In Ref. 12, the impact of different input data has been studied in terms of the number of 1's in the data's binary representation. They conclude that such impact is small (less than 5%). Under our experimental platform, this impact is even harder to observe because we estimate average power at function-level instead of instruction-level. We measure the average power for a function as the ratio of the energy dissipation and the execution time to execute the function. The impact of different input data to the power dissipation of a single instruction is shadowed by the relatively long execution time of the entire instruction sequence.

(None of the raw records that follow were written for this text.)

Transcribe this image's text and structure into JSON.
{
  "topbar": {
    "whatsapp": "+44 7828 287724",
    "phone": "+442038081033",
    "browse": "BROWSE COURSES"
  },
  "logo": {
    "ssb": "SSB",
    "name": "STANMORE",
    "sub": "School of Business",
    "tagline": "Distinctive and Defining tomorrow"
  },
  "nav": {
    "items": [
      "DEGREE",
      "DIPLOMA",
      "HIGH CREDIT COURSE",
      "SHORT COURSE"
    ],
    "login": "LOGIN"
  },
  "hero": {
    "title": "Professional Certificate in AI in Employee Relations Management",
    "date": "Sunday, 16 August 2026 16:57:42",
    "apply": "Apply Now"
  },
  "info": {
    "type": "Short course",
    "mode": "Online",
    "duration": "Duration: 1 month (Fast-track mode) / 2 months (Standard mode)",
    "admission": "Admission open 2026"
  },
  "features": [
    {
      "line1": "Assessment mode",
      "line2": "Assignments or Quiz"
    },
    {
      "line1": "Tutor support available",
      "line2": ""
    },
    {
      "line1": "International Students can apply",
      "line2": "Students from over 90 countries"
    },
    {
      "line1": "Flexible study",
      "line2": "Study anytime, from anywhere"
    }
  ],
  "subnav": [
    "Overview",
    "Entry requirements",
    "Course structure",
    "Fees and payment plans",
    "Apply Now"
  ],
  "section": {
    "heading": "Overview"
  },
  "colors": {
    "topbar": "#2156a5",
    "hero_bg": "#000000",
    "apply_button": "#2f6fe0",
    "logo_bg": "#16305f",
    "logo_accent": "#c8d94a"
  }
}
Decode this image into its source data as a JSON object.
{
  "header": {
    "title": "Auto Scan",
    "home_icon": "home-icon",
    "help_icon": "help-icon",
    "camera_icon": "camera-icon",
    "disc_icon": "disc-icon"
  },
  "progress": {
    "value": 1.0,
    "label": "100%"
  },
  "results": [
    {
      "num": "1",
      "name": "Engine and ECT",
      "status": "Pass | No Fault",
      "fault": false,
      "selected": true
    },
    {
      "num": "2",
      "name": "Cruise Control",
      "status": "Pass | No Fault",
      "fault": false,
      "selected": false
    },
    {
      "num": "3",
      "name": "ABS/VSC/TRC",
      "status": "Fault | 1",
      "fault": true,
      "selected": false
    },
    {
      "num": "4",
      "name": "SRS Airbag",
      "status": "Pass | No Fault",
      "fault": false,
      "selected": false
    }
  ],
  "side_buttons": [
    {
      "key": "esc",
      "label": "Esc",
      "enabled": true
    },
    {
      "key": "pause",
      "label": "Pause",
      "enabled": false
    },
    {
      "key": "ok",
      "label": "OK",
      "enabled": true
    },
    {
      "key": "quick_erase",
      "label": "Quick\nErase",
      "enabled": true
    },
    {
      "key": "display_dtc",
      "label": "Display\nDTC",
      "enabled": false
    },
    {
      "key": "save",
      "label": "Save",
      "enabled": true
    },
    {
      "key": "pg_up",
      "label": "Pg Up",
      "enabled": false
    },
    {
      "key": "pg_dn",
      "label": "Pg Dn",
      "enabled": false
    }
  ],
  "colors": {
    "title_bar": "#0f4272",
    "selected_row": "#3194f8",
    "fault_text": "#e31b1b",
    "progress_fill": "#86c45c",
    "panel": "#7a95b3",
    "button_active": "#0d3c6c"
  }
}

Conclusions and Future Work
Power is one of the major concerns when users select hardware to execute their programs. For the microprocessor core vendors, it helps if they can provide users 16 G. Qu et al. tools to estimate the program's power consumption on the target core. Existing tools, in particular simulation-based tools, usually require a detailed description of the core to get a reasonably accurate power estimation. However, most vendors are reluctant to release such information. To bridge this gap, we propose a power model and estimation methodology at function level. In our approach, the core vendor builds a "power data bank" and makes it public to users. The "power data bank" consists of the power information of the built-in library functions and basic instructions. The users can decompose the machine code of their program and use the "power data bank" to evaluate the average power dissipation during the program execution without running any power simulators. The efficiency and accuracy of this method have been discussed and validated on a commercial microprocessor core. Future work includes fine-tuning the power model, extending it to DSPs, superscalar processors, and our ultimate goal is to use this to provide guidance for power optimization of embedded software at compilation time.